In coaching, executives are often looking for a quick answer. How do I reverse downward sales figures? Who should I add to my board? When should I transition leadership? Should I upgrade my leadership team?

As a coach, however, the more I can understand the context, the better my answer will be.?So if I have an hour to spend, I’ll usually take 30-45 minutes trying to understand the context before we begin to work together to diagram a solution.

Michael Porter is one of the legends of strategy, and in?this interview ?he talks about the factors that undermine strategy.

Interestingly, he is almost unable to draw conclusions because so many factors can trip up companies and strategies. It’s not simply about the competition or the organizational processes. You have to know the business, the market, the people, and much more. You have to understand the context.

Compare it to basketball. Tie game. 20 seconds left. You’ve got one possession. You call a timeout and the guys come over, looking for the play from you, the coach.

You’ve got a couple of tried-and-true plays you could call. They might work. But good coaching considers the context. Who’s got the hot hand? How many fouls does the other team have? Where do you have a size advantage?

As a coach, if you consider the context you will vastly improve your chances for success. As a client, look for coaches who give custom insights, not generic ones. And that takes a skilled and proven active listener.

Subject Matter Depth

If you’re looking for an executive coach, there is a huge difference between someone learning it on the fly and someone who has learned from experience. One spent an hour on Google; the other spent years making mistakes and tasting victory.

Either one is willing to share their learning with you. Which teacher would you rather learn from?

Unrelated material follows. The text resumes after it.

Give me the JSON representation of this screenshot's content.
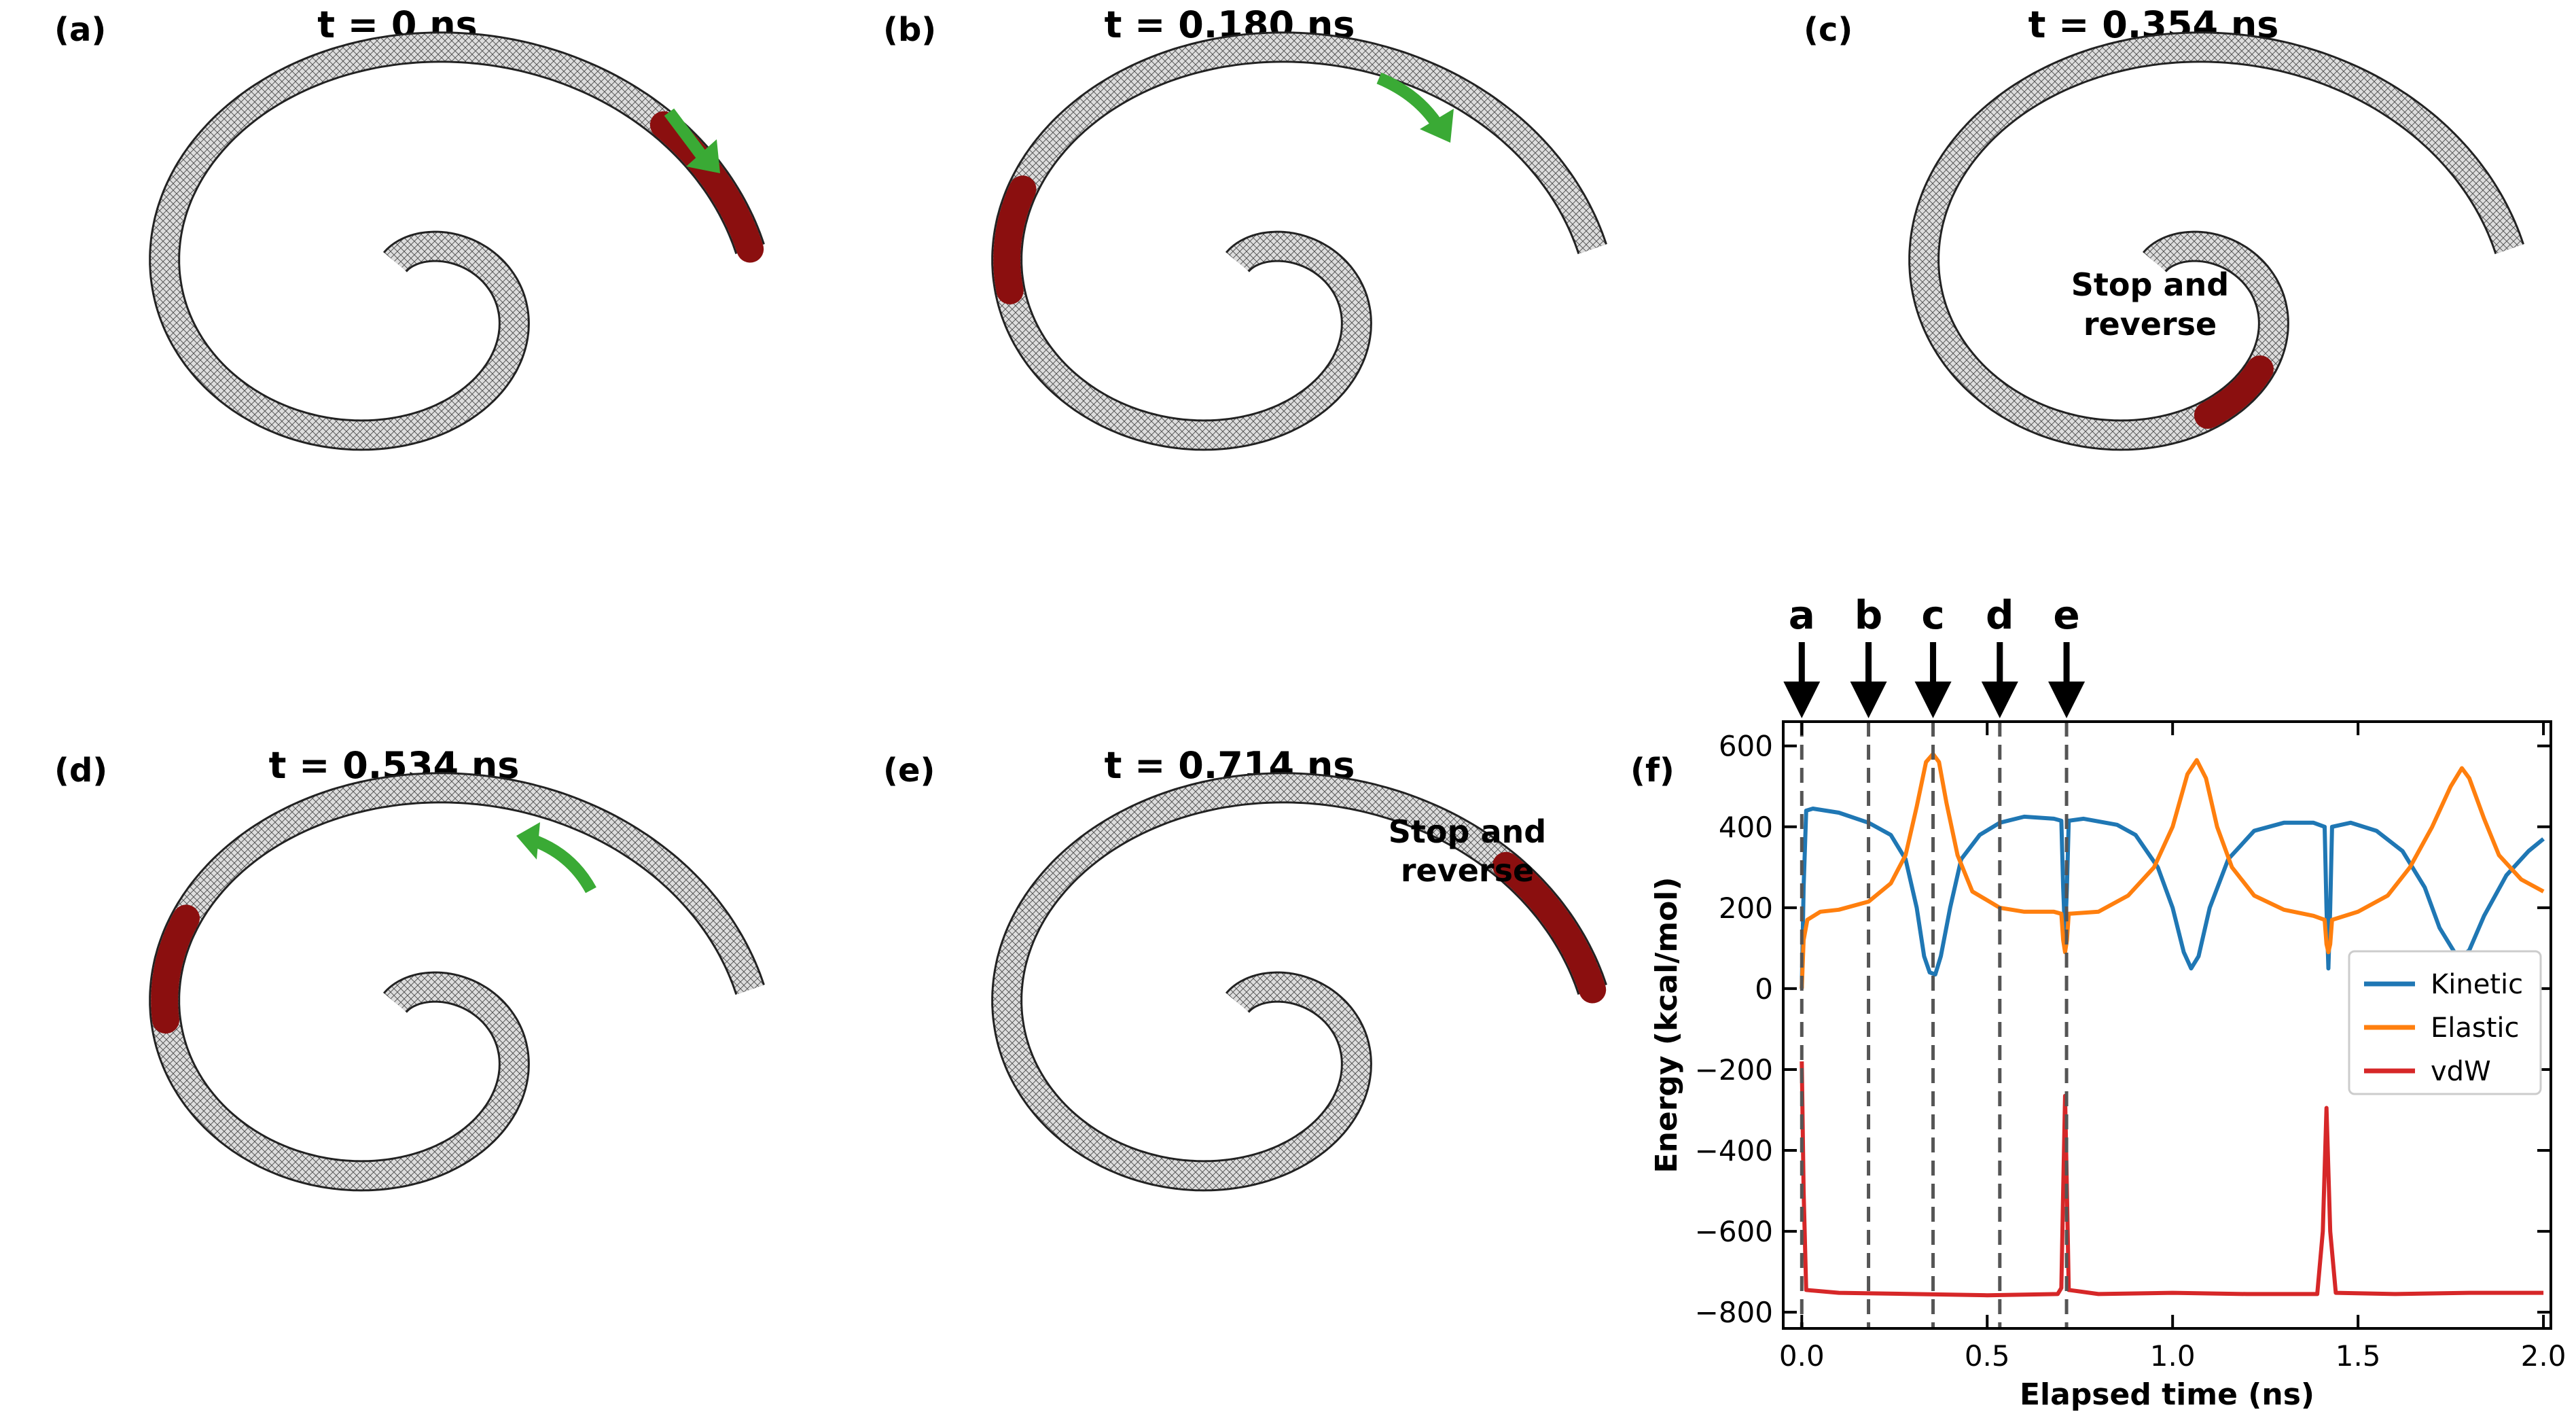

No one has subject matter depth on everything, but if I have layers of experience and scars and wounds, my strategy is far more likely to be useful than what the Wikipedia expert brings. There are three reasons for this advantage:

  • Agility—“I’ve seen it before, so I can adjust to a variety of different challenges.”
  • Confidence—“I’ve seen it before, so I know what works and what doesn’t.”
  • Understanding—“I’ve done it myself, so I know this isn’t a game. There’s blood, sweat, and tears here.”

Over the years, I’ve owned a variety of different companies. Sometimes I’ve done well and other times we haven’t. I’m pretty quick, however, to use examples from both categories so that my clients know that I’m not just guessing here.

My strategy isn’t just something I’m making up. It’s something I’ve used (and am using) myself. Or it’s things I have watched and learned from friends along the way.

Closing

Winston Churchill said, “However beautiful the strategy, you should occasionally look at the results.”

It’s easy to make strategy sound profound but much more difficult to make it actually useful.

If you’re in the strategy business, improving in these three areas—trust, context, and subject matter depth—will transform the advice you give. If you’re looking for strategy, finding help in these three areas makes all the difference.

And at the end of the day, in general, you’ll know whether the strategy you’re getting is good or not.?How can you tell? You won’t have to convince yourself that useful strategy is useful. You’re already using it.